Il est né de notre insatisfaction à l’égard des mesures actuelles de la grande pauvreté au niveau mondial. En septembre 2015, les Etats membres de l’ONU, dont la France, ont adopté 17 objectifs de développement durable pour la période 2015-2030. Le premier, l’éradication de la pauvreté sous toutes ses formes et partout dans le monde, se décline en deux sous-objectifs : éliminer complètement l’extrême pauvreté, entendue comme la proportion de personnes vivant avec moins de 1,25 dollar par jour – un critère technocratique et unidimensionnel inventé par la Banque mondiale –, et réduire de moitié la proportion de la population vivant dans la pauvreté sous tous ses aspects selon les définitions nationales, soit autant de définitions que d’Etats membres ! Aucune de ses deux références n’est donc satisfaisante, d’autant que, preuve du manque de démocratie des logiques institutionnelles, la Banque mondiale a depuis fixé le seuil de pauvreté à 1,90 dollar par jour pour tenir compte de l’inflation. Le Programme des Nations unies pour le développement a, en 2010, mis en place un indice multidimensionnel prenant en compte l’éducation, la santé et les conditions de vie, pourtant il n’a pas été retenu pour les objectifs de développement durable. Et la même logique prévaut en France, avec le seuil monétaire de 60 % du revenu médian, déterminé par des économistes.
Ce que nous voulons, c’est produire des indicateurs universels qui se joindront aux indicateurs nationaux. Dans les réflexions nationales comme internationales sur la pauvreté, on décrète ce qu’est la pauvreté à la place des personnes concernées. Ce qui est inacceptable d’un point de vue démocratique entraîne de surcroît une politique de lutte contre l’exclusion erronée. Il faut mettre en œuvre une nouvelle façon de penser la pauvreté dans le monde, et la mesurer avec les personnes concernées. Le père Joseph Wresinski, fondateur d’ATD quart monde, avait défini trois types de connaissances pour lutter contre la misère : la connaissance d’expérience des personnes les plus pauvres, le savoir d’action de ceux qui agissent auprès d’elles et le savoir académique, utile dès lors qu’il n’étouffe pas les deux autres. Le projet que nous construisons depuis deux ans s’articule autour de ce croisement des savoirs, selon la méthode développée depuis 20 ans par ATD quart monde. Nous nous étions rapprochés de l’université d’Oxford par le biais de Robert Walker, professeur de politiques sociales, qui a travaillé sur les pauvretés et la honte et avec qui je vais coordonner la recherche.
En partie financée par l’Agence française de développement, elle va être menée dans sept pays – le Bangladesh, la Bolivie, les Etats-Unis, la France, la Tanzanie, le Royaume-Uni et l’Ukraine. Nous allons mettre en place des équipes nationales composées de représentants des trois savoirs, coordonnées par un praticien et un universitaire.

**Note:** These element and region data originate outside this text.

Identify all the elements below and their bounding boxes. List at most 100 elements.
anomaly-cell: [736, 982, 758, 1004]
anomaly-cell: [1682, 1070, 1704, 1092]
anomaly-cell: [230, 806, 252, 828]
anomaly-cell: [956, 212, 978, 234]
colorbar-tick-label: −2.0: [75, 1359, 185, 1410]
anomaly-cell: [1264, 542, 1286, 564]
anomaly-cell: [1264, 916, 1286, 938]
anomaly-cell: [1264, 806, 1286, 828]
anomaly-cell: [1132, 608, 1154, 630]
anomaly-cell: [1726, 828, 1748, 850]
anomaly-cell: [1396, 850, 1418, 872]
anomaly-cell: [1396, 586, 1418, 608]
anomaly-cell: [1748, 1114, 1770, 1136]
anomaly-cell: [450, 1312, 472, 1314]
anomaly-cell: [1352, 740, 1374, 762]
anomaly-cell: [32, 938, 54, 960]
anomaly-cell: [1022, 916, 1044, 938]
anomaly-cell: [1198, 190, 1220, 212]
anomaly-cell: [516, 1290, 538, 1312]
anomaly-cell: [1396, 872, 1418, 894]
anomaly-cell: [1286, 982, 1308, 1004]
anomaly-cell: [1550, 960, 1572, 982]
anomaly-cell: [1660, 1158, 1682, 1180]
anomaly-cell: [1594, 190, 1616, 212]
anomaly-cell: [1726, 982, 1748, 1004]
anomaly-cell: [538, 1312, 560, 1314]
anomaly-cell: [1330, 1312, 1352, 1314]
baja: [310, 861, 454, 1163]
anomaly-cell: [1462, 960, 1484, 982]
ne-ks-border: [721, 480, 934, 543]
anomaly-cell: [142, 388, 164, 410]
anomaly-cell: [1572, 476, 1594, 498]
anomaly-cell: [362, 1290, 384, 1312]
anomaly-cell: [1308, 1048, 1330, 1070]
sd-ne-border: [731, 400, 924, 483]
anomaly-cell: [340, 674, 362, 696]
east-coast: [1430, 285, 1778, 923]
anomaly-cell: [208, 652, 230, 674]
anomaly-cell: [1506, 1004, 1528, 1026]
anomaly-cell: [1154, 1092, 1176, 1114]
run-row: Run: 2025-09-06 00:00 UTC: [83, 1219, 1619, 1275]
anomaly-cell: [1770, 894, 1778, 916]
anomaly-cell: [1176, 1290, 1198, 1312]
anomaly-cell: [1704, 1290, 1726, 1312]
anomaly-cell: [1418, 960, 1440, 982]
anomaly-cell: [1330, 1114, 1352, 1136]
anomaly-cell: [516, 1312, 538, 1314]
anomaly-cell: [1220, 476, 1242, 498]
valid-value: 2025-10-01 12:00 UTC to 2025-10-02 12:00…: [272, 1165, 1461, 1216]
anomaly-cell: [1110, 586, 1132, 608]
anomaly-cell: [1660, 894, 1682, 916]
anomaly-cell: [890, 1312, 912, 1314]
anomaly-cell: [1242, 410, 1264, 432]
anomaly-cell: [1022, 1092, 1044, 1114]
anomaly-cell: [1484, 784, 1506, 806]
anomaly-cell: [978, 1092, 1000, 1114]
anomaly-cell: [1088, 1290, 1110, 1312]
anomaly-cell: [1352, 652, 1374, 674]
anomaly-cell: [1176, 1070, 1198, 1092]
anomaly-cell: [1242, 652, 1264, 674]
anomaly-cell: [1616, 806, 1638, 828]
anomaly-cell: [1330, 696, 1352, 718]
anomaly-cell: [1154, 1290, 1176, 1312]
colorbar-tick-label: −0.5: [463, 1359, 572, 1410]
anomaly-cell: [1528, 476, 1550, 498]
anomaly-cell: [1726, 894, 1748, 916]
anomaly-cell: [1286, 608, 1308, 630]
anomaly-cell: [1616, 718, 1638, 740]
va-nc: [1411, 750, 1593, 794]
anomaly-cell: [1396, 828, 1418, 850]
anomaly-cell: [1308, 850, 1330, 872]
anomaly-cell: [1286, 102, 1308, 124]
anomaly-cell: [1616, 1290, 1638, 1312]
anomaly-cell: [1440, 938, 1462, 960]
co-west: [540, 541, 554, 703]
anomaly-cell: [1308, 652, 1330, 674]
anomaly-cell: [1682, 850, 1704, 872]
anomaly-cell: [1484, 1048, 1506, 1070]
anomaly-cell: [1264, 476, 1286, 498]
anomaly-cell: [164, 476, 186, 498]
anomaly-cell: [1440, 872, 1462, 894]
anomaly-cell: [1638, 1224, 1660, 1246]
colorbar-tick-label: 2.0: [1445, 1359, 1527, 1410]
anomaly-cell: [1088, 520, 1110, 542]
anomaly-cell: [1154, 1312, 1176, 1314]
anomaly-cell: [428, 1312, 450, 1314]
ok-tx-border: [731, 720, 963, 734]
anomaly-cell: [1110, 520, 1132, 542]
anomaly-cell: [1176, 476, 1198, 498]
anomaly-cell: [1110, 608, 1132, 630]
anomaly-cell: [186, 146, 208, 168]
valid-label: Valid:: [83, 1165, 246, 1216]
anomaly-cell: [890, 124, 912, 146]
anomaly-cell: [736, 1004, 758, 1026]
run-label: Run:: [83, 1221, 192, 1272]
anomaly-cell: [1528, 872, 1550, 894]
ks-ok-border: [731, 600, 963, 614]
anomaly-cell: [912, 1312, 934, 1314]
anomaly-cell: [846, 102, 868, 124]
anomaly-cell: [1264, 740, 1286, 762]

Elle va consister, pendant trois ans, à rencontrer une grande diversité de personnes, certaines vivant une situation de pauvreté – accompagnées dans la construction de leurs savoirs individuels et de groupe – et d’autres ne la vivant pas. Elles vont apporter leur réflexion sur les différentes dimensions de la pauvreté et comment celles-ci s’articulent dans la vie quotidienne. Quel est le poids de chacune d’elles dans les décisions prises ? Du sentiment de discrimination et de honte ? La recherche sera supervisée par un conseil scientifique comprenant 11 membres, dont François Bourguignon, professeur émérite à l’Ecole d’économie de Paris, Martine Durant, directrice du service statistique de l’OCDE, ou Francesca Perucci, directrice adjointe de la division des statistiques des Nations Unies. Au terme de trois ans, l’objectif est d’élaborer un rapport international et des rapports nationaux sur ce que recouvrent les dimensions de la pauvreté et comment les mesurer. La construction d’indicateurs nécessitera une seconde étape.
(1) Sur les travaux de l’ONPES, voir ASH n° 2900 du 6-03-15, p. 7.